Collaboration and partnerships

As an arms-length body we will continue to build strong partnerships at a strategic level to influence system-wide change. To support this work, we will continue to develop bilateral partnerships with key stakeholders and create working relationships with international partners to benchmark performance and capture best practice. We are continuing to build on the links we have developed as we move into our second year of the strategy.

We will continue to maximise the benefits of our membership of the Health Counter Fraud Board, which brings together all national partners who are responsible for counter fraud service delivery by identifying the priority areas for collaborative effort.

The Control Strategy and Strategic Tasking and Coordination Group (CSSTCG) is an opportunity for us to collaborate with key partners include the NHS Business Services Authority (NHSBSA), NHS England (NHSE), the Department of Health & Social Care (DHSC) and UK Health Service Agency (UKHSA) to deliver focused and coordinated counter fraud activity based on agreed priorities and clear action plans.

Intelligence and horizon scanning

In the past year, we have seen a significant interest in the discipline of fraud risk assessment and how that influences behaviour, appetite for fraud and corrective action to mitigate risk.

The more we know about fraud in the NHS, the more effective our response will be.

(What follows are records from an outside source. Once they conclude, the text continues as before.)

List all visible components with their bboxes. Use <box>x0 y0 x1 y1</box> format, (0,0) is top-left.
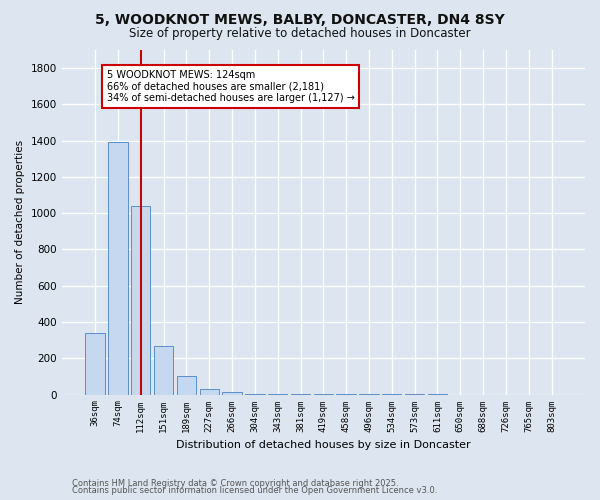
Bar <box>108 142 128 394</box>
Y-axis label: Number of detached properties: Number of detached properties <box>15 140 25 304</box>
Text: 5 WOODKNOT MEWS: 124sqm
66% of detached houses are smaller (2,181)
34% of semi-d: 5 WOODKNOT MEWS: 124sqm 66% of detached … <box>107 70 355 103</box>
Bar <box>200 389 219 394</box>
Bar <box>223 392 242 394</box>
Bar <box>177 376 196 394</box>
Text: Contains HM Land Registry data © Crown copyright and database right 2025.: Contains HM Land Registry data © Crown c… <box>72 478 398 488</box>
Text: 5, WOODKNOT MEWS, BALBY, DONCASTER, DN4 8SY: 5, WOODKNOT MEWS, BALBY, DONCASTER, DN4 … <box>95 12 505 26</box>
Text: Contains public sector information licensed under the Open Government Licence v3: Contains public sector information licen… <box>72 486 437 495</box>
X-axis label: Distribution of detached houses by size in Doncaster: Distribution of detached houses by size … <box>176 440 470 450</box>
Text: Size of property relative to detached houses in Doncaster: Size of property relative to detached ho… <box>129 28 471 40</box>
Bar <box>131 206 151 394</box>
Bar <box>85 333 105 394</box>
Bar <box>154 346 173 395</box>
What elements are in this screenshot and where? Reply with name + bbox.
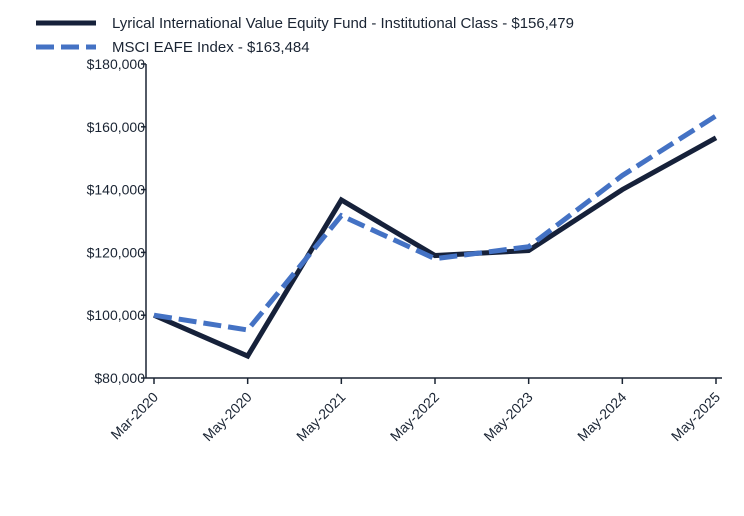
- x-tick-label: May-2025: [668, 389, 723, 444]
- y-tick-label: $140,000: [87, 182, 146, 198]
- x-tick-label: May-2022: [387, 389, 442, 444]
- x-tick-label: May-2023: [480, 389, 535, 444]
- y-tick-label: $80,000: [94, 370, 145, 386]
- x-tick-label: May-2020: [199, 389, 254, 444]
- y-tick-label: $100,000: [87, 307, 146, 323]
- axes: $80,000 $100,000 $120,000 $140,000 $160,000 $…: [87, 56, 724, 444]
- y-tick-label: $120,000: [87, 244, 146, 260]
- series-line-fund: [153, 135, 718, 360]
- y-tick-label: $180,000: [87, 56, 146, 72]
- series-lines: [153, 113, 718, 360]
- legend-label: MSCI EAFE Index - $163,484: [112, 39, 310, 56]
- x-tick-label: May-2024: [574, 389, 629, 444]
- legend-label: Lyrical International Value Equity Fund …: [112, 15, 574, 32]
- series-line-index: [153, 113, 718, 333]
- x-tick-label: May-2021: [293, 389, 348, 444]
- legend: Lyrical International Value Equity Fund …: [36, 15, 574, 56]
- y-tick-label: $160,000: [87, 119, 146, 135]
- x-tick-label: Mar-2020: [107, 389, 161, 443]
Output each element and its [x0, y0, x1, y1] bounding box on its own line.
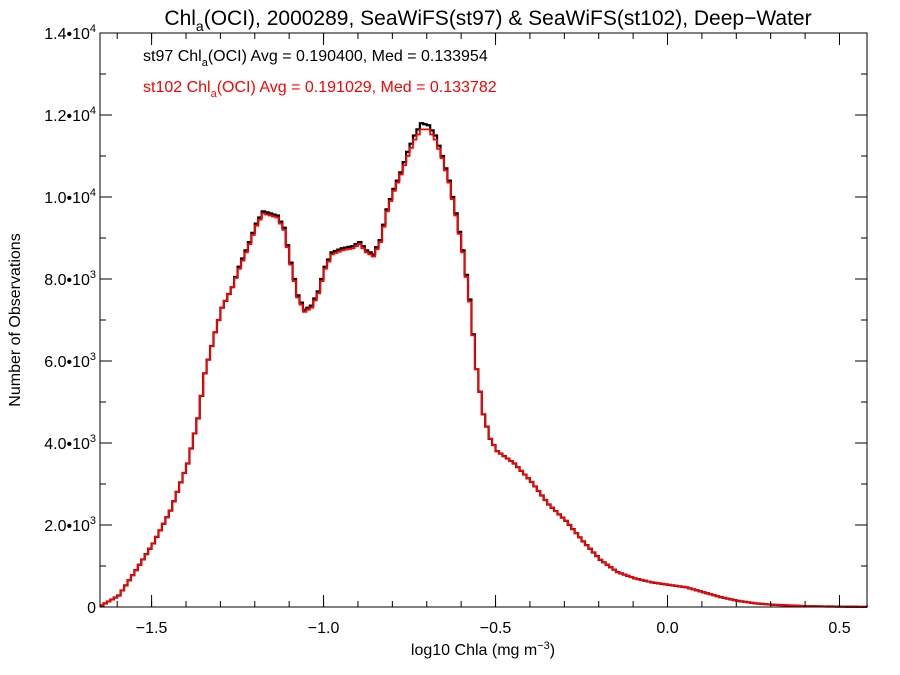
- legend-entry-st102-prefix: st102 Chl: [143, 79, 211, 96]
- x-tick-label: −1.0: [308, 620, 340, 637]
- chart-title-subscript: a: [196, 18, 204, 34]
- legend-entry-st102-subscript: a: [211, 88, 218, 100]
- y-tick-label: 4.0•103: [44, 433, 96, 453]
- y-tick-label: 1.2•104: [44, 105, 96, 125]
- x-axis-label-superscript: −3: [537, 640, 550, 652]
- legend: st97 Chla(OCI) Avg = 0.190400, Med = 0.1…: [143, 48, 497, 100]
- series-group: [100, 122, 869, 608]
- x-axis-label-main: log10 Chla (mg m: [411, 642, 537, 659]
- x-tick-label: −1.5: [136, 620, 168, 637]
- plot-frame: [99, 32, 868, 608]
- y-ticks: 0 2.0•103 4.0•103 6.0•103 8.0•103 1.0•104 1.2•…: [44, 23, 867, 617]
- legend-entry-st97-subscript: a: [202, 57, 209, 69]
- x-tick-label: 0.5: [828, 620, 850, 637]
- x-tick-label: −0.5: [480, 620, 512, 637]
- legend-entry-st102: st102 Chla(OCI) Avg = 0.191029, Med = 0.…: [143, 79, 497, 100]
- x-axis-label-close: ): [550, 642, 555, 659]
- y-tick-label: 8.0•103: [44, 269, 96, 289]
- legend-entry-st97-prefix: st97 Chl: [143, 48, 202, 65]
- y-axis-label: Number of Observations: [7, 233, 24, 406]
- chart-title: Chla(OCI), 2000289, SeaWiFS(st97) & SeaW…: [164, 7, 811, 34]
- x-ticks: −1.5 −1.0 −0.5 0.0 0.5: [116, 33, 851, 637]
- chart-title-rest: (OCI), 2000289, SeaWiFS(st97) & SeaWiFS(…: [204, 7, 812, 30]
- y-tick-label: 2.0•103: [44, 515, 96, 535]
- x-tick-label: 0.0: [656, 620, 678, 637]
- legend-entry-st102-suffix: (OCI) Avg = 0.191029, Med = 0.133782: [217, 79, 497, 96]
- x-axis-label: log10 Chla (mg m−3): [411, 640, 555, 659]
- chart-title-main: Chl: [164, 7, 196, 30]
- legend-entry-st97: st97 Chla(OCI) Avg = 0.190400, Med = 0.1…: [143, 48, 488, 69]
- y-tick-label: 1.4•104: [44, 23, 96, 43]
- y-tick-label: 6.0•103: [44, 351, 96, 371]
- y-tick-label: 1.0•104: [44, 187, 96, 207]
- legend-entry-st97-suffix: (OCI) Avg = 0.190400, Med = 0.133954: [208, 48, 488, 65]
- y-tick-label: 0: [87, 600, 96, 617]
- series-line-st97: [100, 122, 869, 608]
- series-line-st102: [100, 128, 868, 608]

Fraud risk, alongside our Strategic Intelligence Assessment (SIA), will inform our understanding to help formulate the right response to fraud and drive activity. With the introduction of horizon scanning in our strategic planning cycle earlier in the year, we continue to improve our strategic awareness of new and emerging areas that may present a threat. This is a process well founded and embedded within our robust integrated planning approach.

Responses to fraud

Whilst enforcement continues to be a significant tool and an important deterrent in countering fraud, we must remain alive to new and emerging ways of detecting fraud.

We will also explore appropriate, and timely, methods of dealing with fraud when it is found.

Targeted campaigns to influence behavioural change and encourage reporting will also continue to be a key driver and will be supported by a targeted fraud-focused communications strategy which supports our stakeholders. Lessons learnt from investigative activity will be identified quickly with best practices shared. More prevention and investigative activity will be driven through data insight which will allow for system weakness to be closed.

Our people and resources

As part of a strengthened approach to strategic workforce planning, our new operating model will help to shape the response to fraud under the four pillars of activity. Internalisation of our HR function will provide quicker recruitment and stronger support to the workforce, improving areas such as talent management and wellbeing.

As we continue developing and embedding our performance culture, we believe that effective performance monitoring leads to better outcomes and more informed decision making. Therefore, in year two, there will be an increased focus on performance and accountability with clear data available and visible to the organisation at all levels. A new transformation function will also ensure the organisation can respond to a rapidly changing landscape.